Maka kemudian Allah berfirman dalam surat al-Maidah ayat yang ke-5, “Barangsiapa yang kafir sesudah beriman (tidak menerima hukum-hukum Islam) maka hapuslah amalannya dan ia di hari kiamat termasuk orang-orang merugi.”

Dosen di universitas itu bertindak adil kepada mahasiswa colongan tersebut. Ia tidak mengikutkan ujian dan meluluskannya. Karena dia tidak memenuhi satu syarat saja yaitu registrasi menjadi mahasiswa. Begitupula Allah maha adil kepada semua hamba-Nya dengan tidak menerimanya sebagai lulusan dunia, karena tidak memenuhi syarat iman.

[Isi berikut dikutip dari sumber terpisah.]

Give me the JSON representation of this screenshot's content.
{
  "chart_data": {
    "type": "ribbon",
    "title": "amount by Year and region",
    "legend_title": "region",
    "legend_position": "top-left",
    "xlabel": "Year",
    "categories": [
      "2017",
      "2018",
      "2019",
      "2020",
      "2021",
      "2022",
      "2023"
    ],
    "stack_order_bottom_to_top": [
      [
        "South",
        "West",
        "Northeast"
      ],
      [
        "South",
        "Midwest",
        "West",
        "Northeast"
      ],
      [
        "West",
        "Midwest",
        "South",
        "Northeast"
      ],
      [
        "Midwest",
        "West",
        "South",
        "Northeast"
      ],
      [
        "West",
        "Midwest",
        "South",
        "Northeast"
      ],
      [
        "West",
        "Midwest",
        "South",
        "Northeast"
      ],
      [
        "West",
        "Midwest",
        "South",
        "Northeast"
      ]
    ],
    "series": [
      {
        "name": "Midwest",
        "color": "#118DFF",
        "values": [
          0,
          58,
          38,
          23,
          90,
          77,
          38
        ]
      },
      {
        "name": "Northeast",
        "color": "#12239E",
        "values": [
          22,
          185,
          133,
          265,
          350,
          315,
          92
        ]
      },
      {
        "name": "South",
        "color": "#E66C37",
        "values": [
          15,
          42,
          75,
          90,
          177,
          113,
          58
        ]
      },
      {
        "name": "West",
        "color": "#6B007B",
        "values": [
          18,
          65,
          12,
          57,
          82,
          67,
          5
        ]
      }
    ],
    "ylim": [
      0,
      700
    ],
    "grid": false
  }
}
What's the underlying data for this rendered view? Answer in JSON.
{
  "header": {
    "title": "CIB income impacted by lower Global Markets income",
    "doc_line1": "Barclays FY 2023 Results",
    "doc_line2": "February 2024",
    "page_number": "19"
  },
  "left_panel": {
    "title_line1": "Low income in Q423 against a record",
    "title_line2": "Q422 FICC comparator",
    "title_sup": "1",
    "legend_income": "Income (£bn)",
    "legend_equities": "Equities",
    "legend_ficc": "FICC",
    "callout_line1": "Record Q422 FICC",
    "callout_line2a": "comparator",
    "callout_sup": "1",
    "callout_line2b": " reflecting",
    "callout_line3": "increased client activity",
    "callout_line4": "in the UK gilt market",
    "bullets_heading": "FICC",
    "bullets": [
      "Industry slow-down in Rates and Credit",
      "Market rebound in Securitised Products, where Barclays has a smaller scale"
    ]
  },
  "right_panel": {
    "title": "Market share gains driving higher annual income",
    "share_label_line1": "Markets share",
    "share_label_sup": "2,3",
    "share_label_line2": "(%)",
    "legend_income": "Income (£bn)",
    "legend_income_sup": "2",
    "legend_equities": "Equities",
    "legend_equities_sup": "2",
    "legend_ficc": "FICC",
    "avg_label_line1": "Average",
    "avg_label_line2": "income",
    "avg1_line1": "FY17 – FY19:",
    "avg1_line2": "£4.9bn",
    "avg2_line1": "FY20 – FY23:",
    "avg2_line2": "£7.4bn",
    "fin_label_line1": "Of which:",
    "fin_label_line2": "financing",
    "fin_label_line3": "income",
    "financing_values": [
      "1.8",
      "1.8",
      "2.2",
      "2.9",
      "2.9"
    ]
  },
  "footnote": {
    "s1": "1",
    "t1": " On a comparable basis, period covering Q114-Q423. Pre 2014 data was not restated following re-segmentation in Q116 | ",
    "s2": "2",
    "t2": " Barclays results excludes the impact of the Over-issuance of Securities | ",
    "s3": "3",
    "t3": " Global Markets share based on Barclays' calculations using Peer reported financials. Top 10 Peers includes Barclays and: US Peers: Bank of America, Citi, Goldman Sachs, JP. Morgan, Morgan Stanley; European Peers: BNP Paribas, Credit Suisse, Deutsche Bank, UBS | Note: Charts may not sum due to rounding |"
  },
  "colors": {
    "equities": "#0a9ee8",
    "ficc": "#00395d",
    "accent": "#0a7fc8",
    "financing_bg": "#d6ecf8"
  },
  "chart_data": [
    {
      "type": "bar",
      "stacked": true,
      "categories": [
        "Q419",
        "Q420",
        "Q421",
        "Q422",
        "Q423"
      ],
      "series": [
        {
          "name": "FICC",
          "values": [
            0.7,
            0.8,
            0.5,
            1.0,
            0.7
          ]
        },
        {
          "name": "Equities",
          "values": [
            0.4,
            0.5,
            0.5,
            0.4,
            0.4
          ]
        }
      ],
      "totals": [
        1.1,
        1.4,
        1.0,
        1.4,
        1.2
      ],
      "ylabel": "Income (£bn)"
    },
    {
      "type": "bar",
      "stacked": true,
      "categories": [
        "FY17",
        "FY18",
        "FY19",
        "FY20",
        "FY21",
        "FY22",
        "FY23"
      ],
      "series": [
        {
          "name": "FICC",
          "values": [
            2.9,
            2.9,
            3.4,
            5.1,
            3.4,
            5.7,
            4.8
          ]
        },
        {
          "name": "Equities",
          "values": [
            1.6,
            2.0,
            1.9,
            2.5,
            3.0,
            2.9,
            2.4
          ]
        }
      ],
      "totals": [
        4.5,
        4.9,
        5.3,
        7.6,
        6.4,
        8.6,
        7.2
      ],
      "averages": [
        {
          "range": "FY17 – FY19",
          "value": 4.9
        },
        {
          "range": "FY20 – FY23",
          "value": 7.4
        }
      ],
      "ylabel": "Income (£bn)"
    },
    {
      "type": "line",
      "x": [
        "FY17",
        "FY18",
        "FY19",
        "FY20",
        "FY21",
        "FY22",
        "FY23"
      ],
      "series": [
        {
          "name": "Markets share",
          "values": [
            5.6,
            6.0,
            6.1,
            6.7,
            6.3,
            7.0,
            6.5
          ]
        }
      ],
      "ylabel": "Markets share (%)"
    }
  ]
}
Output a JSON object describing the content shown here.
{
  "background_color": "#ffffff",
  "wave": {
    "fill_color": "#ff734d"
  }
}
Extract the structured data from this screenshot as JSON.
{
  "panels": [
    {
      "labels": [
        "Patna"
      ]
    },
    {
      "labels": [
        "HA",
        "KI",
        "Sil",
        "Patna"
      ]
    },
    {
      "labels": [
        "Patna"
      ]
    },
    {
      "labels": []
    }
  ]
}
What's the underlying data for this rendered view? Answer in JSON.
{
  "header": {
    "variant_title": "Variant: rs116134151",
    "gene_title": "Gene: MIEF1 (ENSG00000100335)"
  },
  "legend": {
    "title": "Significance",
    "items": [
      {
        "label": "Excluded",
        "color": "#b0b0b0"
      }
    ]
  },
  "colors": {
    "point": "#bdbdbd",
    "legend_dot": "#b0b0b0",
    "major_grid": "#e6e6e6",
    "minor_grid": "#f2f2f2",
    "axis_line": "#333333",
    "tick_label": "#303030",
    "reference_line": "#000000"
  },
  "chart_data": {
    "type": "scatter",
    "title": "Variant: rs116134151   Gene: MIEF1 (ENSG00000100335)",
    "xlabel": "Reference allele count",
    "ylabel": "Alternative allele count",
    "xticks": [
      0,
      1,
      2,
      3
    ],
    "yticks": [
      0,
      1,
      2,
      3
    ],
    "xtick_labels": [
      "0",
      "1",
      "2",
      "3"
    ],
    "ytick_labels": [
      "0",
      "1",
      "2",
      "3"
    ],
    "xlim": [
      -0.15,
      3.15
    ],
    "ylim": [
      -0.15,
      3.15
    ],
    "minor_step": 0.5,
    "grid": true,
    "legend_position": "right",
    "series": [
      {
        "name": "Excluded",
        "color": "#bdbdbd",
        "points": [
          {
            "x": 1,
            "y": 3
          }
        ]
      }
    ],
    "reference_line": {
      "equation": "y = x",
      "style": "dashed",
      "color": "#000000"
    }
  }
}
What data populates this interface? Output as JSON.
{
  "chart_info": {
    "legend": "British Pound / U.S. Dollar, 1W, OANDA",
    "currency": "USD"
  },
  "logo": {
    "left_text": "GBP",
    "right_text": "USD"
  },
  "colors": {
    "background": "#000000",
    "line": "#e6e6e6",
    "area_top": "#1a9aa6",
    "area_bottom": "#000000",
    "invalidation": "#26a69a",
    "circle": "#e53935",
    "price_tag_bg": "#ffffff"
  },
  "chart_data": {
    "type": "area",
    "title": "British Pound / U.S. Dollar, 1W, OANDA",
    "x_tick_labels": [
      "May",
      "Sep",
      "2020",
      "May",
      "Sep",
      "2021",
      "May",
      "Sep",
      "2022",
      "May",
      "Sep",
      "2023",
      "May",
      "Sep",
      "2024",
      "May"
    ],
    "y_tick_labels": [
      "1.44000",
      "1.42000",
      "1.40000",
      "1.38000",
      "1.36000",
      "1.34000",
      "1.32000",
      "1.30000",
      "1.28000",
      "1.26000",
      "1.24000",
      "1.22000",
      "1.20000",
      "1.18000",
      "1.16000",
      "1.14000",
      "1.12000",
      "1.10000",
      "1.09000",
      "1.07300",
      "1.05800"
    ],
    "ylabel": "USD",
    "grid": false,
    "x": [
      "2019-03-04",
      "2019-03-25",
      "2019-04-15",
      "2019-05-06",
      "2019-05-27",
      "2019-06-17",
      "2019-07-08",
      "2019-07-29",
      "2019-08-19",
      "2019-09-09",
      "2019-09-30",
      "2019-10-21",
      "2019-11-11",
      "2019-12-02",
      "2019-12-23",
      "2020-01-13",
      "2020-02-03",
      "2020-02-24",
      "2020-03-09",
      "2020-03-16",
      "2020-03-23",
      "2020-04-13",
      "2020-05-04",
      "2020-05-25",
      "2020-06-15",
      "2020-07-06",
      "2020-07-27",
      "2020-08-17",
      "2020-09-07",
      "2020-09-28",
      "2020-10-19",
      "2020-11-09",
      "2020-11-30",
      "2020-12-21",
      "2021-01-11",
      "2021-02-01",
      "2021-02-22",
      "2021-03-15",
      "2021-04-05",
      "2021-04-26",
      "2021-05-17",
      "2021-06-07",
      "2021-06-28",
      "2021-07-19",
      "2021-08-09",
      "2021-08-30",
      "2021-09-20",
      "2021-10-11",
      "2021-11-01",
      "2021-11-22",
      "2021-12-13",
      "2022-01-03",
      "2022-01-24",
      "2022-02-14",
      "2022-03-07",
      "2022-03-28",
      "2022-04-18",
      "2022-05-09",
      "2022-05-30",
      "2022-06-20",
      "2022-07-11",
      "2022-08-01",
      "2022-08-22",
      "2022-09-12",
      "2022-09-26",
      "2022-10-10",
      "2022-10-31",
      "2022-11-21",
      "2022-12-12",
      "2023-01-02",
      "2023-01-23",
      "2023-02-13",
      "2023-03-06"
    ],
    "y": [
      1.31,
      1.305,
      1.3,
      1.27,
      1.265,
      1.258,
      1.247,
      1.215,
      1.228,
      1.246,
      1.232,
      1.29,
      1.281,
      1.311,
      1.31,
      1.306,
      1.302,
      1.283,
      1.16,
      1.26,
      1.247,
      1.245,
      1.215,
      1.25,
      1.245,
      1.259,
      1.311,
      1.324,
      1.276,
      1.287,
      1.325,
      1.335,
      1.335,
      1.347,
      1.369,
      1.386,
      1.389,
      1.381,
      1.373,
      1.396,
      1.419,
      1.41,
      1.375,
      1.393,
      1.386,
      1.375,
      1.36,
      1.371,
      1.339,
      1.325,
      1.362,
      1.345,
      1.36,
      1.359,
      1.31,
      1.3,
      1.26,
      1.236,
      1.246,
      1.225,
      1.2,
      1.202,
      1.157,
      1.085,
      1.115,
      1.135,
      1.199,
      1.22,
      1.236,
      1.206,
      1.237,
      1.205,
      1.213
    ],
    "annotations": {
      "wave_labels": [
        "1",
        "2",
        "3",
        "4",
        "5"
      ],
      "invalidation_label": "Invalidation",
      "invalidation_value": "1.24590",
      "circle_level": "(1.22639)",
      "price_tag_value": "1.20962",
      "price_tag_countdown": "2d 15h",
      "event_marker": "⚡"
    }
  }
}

Sekilas orang-orang kafir memang berbuat baik di mata kita, tapi sejatinya Allah tersakiti dengan kelakuan mereka yang tidak mau beriman. Dalam Hadits qudsi Allah berfirman,

كذبني ابن آدم ولم يكن له ذلك ، وشتمني ولم يكن له ذلك ، فأما تكذيبه إياي فقوله لن يعيدني كما بدأني ، وليس أول الخلق بأهون علي من إعادته ، وأما شتمه إياي فقوله اتخذ الله ولداً وأنا الأحد الصمد الذي لم ألد ولم أولد ولم يكن لي كفئاً أحد

“Anak adam telah mendustakan Aku, padahal tidak pantas baginya. Dia juga mencela-Ku, padahal yang demikian tidak pantas baginya. Adapaun kedustaannya saat ia berkata, “Allah tidak akan mampu membangkitkanku sebagaimana menciptakanku. Padahal sangat mudah bagi-Ku melakukannya sekalipun manusia yang pertama. Sedangkan ia mencela-Ku bahwa Aku beranak, padahal Aku maha Esa, tempat bergantung yang tidak beranak dan diperanakan dan tidak ada yang mencukupiku seorangpun. (HR. Bukhari : 4974)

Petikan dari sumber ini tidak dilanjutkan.